En ce qui concerne la survenue de l'infection consécutive à l'intervention chirurgicale du 17 mai 2014 :
5. Doit être regardée, au sens des dispositions mentionnées au point précédent, comme présentant un caractère nosocomial une infection survenant au cours ou au décours de la prise en charge d'un patient et qui n'était ni présente, ni en incubation au début de celle-ci, sauf s'il est établi qu'elle a une autre origine que la prise en charge
6. En premier lieu, il résulte de l'instruction et notamment du rapport d'expertise que les premiers signes évocateurs d'une infection sont apparus dès le 21 mai 2014 des suites de l'intervention chirurgicale de réduction de la fracture traumatique subie par Mme A et d'ostéosynthèse effectuée le 17 mai précédent. Ces signes s'étant aggravés les jours suivants, les prélèvements effectués le 14 juin 2014 ont révélé la présence de staphylocoques doré et de streptocoques agalactiae.

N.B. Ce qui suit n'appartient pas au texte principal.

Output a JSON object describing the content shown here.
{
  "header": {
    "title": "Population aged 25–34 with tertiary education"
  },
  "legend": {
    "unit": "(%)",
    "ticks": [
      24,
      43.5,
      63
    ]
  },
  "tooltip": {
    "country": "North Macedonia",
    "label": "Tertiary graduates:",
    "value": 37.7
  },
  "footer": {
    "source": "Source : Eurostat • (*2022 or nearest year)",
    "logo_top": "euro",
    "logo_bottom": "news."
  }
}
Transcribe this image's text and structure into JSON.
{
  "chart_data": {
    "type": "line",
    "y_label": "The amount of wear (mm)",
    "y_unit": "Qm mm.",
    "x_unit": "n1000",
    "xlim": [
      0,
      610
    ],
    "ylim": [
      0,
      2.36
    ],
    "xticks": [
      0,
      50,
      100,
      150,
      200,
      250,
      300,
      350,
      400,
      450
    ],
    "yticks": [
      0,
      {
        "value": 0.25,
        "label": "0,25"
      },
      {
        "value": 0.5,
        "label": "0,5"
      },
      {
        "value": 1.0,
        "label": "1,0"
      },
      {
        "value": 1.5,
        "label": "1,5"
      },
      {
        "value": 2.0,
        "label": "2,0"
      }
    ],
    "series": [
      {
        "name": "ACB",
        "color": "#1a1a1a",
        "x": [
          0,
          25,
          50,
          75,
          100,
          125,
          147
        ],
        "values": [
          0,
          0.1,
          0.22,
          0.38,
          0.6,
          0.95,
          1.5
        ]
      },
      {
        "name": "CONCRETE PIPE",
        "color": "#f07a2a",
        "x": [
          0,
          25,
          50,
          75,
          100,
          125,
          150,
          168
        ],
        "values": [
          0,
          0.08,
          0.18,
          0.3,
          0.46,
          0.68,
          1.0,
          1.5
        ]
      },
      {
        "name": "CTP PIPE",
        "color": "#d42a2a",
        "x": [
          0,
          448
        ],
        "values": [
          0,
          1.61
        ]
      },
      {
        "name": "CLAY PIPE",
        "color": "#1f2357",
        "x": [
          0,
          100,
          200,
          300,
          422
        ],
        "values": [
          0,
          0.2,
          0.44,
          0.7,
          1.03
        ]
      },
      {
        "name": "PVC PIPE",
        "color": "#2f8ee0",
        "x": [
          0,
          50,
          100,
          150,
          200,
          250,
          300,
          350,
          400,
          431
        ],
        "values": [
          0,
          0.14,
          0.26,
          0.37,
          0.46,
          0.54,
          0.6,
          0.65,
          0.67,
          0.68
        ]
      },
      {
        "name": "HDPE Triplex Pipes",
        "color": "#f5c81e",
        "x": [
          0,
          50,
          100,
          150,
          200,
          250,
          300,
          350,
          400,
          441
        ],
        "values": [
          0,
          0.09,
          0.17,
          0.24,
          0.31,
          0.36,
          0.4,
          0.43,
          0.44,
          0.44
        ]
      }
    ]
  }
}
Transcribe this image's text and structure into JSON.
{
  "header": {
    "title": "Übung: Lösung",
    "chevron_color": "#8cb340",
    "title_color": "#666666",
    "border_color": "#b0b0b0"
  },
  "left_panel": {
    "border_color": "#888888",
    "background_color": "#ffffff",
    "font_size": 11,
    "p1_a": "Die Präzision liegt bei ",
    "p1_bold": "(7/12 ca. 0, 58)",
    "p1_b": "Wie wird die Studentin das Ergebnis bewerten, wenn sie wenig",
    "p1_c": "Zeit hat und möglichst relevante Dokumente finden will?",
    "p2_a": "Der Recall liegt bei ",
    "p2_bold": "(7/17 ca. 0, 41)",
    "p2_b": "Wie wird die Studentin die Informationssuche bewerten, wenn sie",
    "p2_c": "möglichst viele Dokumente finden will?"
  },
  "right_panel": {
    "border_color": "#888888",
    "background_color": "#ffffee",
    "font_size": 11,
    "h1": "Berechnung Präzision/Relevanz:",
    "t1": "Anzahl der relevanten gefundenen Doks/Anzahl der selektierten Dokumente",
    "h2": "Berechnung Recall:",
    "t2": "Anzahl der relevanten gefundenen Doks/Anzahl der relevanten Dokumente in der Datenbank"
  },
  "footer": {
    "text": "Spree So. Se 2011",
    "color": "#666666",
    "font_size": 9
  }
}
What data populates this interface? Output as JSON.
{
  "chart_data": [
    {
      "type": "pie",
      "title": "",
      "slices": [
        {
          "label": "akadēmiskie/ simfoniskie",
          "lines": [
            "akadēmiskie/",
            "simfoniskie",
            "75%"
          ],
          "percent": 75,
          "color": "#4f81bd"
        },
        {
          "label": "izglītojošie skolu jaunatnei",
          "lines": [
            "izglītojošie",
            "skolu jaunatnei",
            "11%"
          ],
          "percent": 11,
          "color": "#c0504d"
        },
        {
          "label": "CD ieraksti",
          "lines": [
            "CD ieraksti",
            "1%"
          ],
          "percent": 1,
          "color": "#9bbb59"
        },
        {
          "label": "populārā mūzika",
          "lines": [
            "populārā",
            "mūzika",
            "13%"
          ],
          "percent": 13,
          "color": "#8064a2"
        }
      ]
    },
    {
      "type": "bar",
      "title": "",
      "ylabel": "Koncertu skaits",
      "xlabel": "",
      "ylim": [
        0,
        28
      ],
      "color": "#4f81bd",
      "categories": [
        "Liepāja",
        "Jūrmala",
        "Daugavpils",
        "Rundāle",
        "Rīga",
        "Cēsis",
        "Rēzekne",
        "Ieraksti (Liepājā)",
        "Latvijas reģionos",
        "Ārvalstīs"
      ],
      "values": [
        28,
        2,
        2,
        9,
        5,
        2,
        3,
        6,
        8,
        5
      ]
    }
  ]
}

7. En deuxième lieu, s'il n'est pas contesté que la production d'exsudat participe au processus de cicatrisation, à supposer même d'une part, qu'une contamination par staphylocoque serait plus difficile à traiter en présence d'un hématome, d'autre part que les germes pathogènes présentent un caractère endogène ou que l'état antérieur de Mme A, compte tenu à la fois de son âge et des pathologies qu'elle présentait antérieurement qui exigeaient que lui soit administrés des anticoagulants et des corticoïdes la rende plus vulnérable aux infections, ces circonstances ne sont pas de nature à démontrer que l'infection dont a souffert l'intéressée était présente ou en incubation au début de sa prise en charge par le centre hospitalier de Saint-Brieuc ou qu'elle procédait d'une autre origine.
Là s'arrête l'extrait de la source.